The scene takes place in Hydra, an island in the Saronic Gulf, two hours by boat from Pireas, frequented by Greek high society, including Prime Minister George Papandreou. On an August night, at the end of a dinner in a well known tavern, the owner brings out the bill for her ten guests: 150 euros. The bill is handwritten, that is to say not registered. There is no question of paying by credit card, there is no terminal. So it has to be cash. You don’t have to be a rocket scientist to deduce that the tavern is run mainly as a cash business to evade paying taxes.

The tavern is not an exception, far from it. On the island, it is common knowledge that the restaurants and cafés defraud the taxman, as do the undeclared rooms to rent that double Hydra’s hotel capacity. A typical example is a well-established guest house offereing seven rooms at a minimum rate of 50 euros per night, to be paid in cash with no bill supplied. Taking into account a season that lasts four months, the owner can expect to earn €42,000 (less costs), which is tax free. The same applies to cafes and other businesses. On Hydra alone, millions of euros of revenue are slipping through the tax net, while businesses that actually pay taxes, like the official hotels, have the uncomfortable impression of being fleeced — even more so, now that the rates they pay are increasing.
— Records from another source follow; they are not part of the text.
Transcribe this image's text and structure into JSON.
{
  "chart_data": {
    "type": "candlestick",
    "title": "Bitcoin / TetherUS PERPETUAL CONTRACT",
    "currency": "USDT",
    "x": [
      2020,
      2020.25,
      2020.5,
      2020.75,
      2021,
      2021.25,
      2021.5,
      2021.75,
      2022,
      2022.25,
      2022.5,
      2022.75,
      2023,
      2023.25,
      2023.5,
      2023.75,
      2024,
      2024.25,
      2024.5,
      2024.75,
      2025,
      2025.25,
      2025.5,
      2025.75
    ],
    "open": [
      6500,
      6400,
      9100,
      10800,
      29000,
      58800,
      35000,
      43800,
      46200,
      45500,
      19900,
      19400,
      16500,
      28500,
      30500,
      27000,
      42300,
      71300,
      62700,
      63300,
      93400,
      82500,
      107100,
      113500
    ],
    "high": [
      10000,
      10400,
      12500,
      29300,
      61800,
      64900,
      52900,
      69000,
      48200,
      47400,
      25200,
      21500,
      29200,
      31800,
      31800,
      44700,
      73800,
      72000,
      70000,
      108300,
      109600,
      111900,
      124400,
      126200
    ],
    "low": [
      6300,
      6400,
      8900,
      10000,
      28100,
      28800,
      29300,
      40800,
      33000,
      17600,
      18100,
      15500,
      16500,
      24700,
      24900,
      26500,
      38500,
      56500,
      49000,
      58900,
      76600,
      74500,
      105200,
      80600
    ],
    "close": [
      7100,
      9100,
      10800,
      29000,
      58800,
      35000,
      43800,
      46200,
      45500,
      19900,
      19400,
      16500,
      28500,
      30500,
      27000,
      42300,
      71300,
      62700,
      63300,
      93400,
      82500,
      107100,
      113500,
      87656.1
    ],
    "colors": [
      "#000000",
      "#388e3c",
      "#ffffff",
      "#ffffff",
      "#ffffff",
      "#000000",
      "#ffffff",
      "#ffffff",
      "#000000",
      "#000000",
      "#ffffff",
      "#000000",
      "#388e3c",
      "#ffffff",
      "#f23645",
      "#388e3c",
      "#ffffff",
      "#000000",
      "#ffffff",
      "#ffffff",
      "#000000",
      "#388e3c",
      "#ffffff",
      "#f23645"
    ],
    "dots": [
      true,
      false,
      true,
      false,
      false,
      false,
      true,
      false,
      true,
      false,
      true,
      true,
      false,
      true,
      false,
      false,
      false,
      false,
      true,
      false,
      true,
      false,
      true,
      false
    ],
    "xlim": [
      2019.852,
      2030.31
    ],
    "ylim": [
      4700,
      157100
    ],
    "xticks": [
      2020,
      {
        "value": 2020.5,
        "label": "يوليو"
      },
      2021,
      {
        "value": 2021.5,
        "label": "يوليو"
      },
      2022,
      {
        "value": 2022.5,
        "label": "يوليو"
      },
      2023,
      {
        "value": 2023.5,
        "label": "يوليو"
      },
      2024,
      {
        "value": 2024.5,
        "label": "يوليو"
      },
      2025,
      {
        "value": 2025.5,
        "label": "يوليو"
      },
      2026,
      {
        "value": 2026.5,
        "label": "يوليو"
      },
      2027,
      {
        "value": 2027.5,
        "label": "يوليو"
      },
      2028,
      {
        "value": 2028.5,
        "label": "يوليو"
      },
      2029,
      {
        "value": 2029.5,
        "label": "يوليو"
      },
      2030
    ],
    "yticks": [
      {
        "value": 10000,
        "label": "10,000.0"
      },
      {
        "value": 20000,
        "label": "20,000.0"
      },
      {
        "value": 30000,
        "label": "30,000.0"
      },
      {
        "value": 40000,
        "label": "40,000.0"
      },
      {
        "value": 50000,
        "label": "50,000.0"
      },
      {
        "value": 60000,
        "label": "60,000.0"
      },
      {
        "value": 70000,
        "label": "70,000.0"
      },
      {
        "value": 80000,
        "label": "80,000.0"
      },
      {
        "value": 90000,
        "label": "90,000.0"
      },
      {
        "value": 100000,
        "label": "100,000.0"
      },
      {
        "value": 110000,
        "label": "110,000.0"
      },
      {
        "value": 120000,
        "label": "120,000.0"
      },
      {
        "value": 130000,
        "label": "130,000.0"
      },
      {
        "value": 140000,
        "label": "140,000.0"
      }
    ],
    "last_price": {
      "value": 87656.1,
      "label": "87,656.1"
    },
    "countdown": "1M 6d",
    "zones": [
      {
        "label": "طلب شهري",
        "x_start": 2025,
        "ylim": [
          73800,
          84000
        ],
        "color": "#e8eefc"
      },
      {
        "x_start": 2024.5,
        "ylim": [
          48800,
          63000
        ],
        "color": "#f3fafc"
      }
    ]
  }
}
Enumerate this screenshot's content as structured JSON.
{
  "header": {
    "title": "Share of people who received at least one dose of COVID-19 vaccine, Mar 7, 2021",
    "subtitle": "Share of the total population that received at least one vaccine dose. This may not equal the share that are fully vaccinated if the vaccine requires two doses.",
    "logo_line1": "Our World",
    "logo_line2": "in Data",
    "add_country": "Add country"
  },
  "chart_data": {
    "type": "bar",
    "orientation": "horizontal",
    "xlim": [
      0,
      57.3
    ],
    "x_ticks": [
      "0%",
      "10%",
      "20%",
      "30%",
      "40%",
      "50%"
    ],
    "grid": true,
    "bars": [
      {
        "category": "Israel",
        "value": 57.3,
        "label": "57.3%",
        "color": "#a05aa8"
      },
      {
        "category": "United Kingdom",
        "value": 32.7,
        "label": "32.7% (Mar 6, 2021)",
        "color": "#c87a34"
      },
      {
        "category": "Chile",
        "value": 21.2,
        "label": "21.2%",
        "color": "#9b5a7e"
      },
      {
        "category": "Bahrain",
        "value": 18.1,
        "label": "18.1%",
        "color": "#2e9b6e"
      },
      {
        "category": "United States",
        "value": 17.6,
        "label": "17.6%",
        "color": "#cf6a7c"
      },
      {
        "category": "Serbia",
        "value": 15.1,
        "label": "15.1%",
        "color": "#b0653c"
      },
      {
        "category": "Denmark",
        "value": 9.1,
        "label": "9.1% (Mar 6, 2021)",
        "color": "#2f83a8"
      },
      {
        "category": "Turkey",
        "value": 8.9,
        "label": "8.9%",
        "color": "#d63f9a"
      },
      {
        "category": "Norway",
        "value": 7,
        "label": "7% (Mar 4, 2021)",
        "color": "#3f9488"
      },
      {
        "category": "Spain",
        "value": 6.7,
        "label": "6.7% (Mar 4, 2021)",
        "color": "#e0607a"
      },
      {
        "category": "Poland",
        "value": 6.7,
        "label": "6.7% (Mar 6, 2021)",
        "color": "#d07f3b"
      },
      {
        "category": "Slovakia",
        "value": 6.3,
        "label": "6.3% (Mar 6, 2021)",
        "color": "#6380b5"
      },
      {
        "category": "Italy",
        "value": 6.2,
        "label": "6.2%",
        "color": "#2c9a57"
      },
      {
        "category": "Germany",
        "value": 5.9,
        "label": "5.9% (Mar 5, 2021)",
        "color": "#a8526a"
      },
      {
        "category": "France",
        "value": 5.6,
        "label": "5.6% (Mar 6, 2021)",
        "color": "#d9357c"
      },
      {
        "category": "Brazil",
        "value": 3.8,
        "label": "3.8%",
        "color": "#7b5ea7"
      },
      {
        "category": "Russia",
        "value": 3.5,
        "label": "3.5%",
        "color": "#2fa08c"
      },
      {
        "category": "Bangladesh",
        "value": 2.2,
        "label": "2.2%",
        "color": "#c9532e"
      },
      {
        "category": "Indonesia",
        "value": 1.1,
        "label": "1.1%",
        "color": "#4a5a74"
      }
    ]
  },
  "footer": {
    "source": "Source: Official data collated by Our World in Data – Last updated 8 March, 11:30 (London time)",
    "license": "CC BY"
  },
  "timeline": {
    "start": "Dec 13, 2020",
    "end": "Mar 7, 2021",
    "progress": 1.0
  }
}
In spite of all of this, the tax authorities receive relatively few tip-offs (18,500 in 2010 as opposed to 4,500 in 2009). Everyone knows that most of the country’s tax inspectors are corrupt are willing to turn a blind eye in exchange for a fakelaki, a “brown envelope.” That is not to say that there hasn’t been some progress in a number of places, which have broken with a two-centuries-old tradition of massive fraud. For example on the Ionian island of Lefkada, most of the taverns now distribute receipts in accordance with regulations. But above board commerce continues to be an exception rather than the rule: restaurants, taxis, cafes, and all kinds of other businesses are deeply involved in the black economy, whose benefits are plainly visible (luxury cars, new buildings, pleasure boats etc.).

The bottomless tub

According to estimates, it continues to represent 30 to 40% of the Greek economy, and this figure does not take into account the Church and arms businesses that are legally exempt from taxes…

Two years after the onset of the crisis, Greece still appears to be unaware of the seriousness of the problems it faces and the efforts that it will have to make to avoid bankruptcy: a public debt equivalent to 160% of GDP at 360 billion euros, a 2011 deficit that will exceed the desired level of 7.5% of GDP, which, at 14.69 billion euros on 1st July, had already absorbed the bulk of an annual target of 16.68 billion euros…

Reforms have been voted, but the new rules are hardly ever applied. The troika mission formed by representatives of the Commission, the European Central Bank and the International Monetary Fund, which recently arrived in Athens to evaluate progress in the run-up to the handover of the next tranche of aid, will have to accept that Greece is a modern version of the bottomless tub that the daughters of Danaus were forced to fill: demands for further budgetary cuts will serve no purpose in a state that remains dysfunctional. As one official in Paris put it, “We believed that Greece was a normal country, but we were wrong. Its problems will not be solved in one or two years. It will need assistance to build a state that works, and that will take time. This also implies that we will have to continue to protect it from the markets until then.”

Inability to combat tax fraud

On 31 August, the country’s new budget watchdog, which is staffed by independent analysts, said that the country’s debt was “out of control.” There is no doubt that the economic recession has played a major role in this uncontrolled economic slippage — minus 4.5% GDP in 2005 as opposed to an expected minus 3.5%, and minus 10% over the last three years. But several European countries have experienced even more severe recessions (minus 10.5% in Latvia in 2010) and still avoided the situation in which Greece now finds itself.

As the budget watchdog has pointed out, Athens is now paying for its lack of a proper state: “It is clear that the country not only has a problem with the volume of its public debt, but also with its inability to consolidate its ongoing budgetary management. Notwithstanding the huge effort in the field of budgetary adjustment, there has been no primary budget surplus, on the contrary, the primary budget deficit has continued to grow.”

The watchdog notably blames the state’s inability to combat tax fraud. However, instead of tackling the problems of incompetence and corruption in his department, Greek Minister of Finance Evangelos Venizelos was content to publish a statement, which in line with the local tradition of denial, described the conclusions of watchdog’s report as marred by “a lack of experience.” In this context, it is not surprising that several countries, including Finland, Germany, Austria, the Netherlands and Slovakia, had to have their arms twisted to hand over the aid agreed in the new bailout package on 21 July. It now seems that Greece is a special case: unlike, for example, Ireland, which has also received financial assistance but is now on its way to rapid recovery. The question now is: will Athens be able to avoid bankruptcy?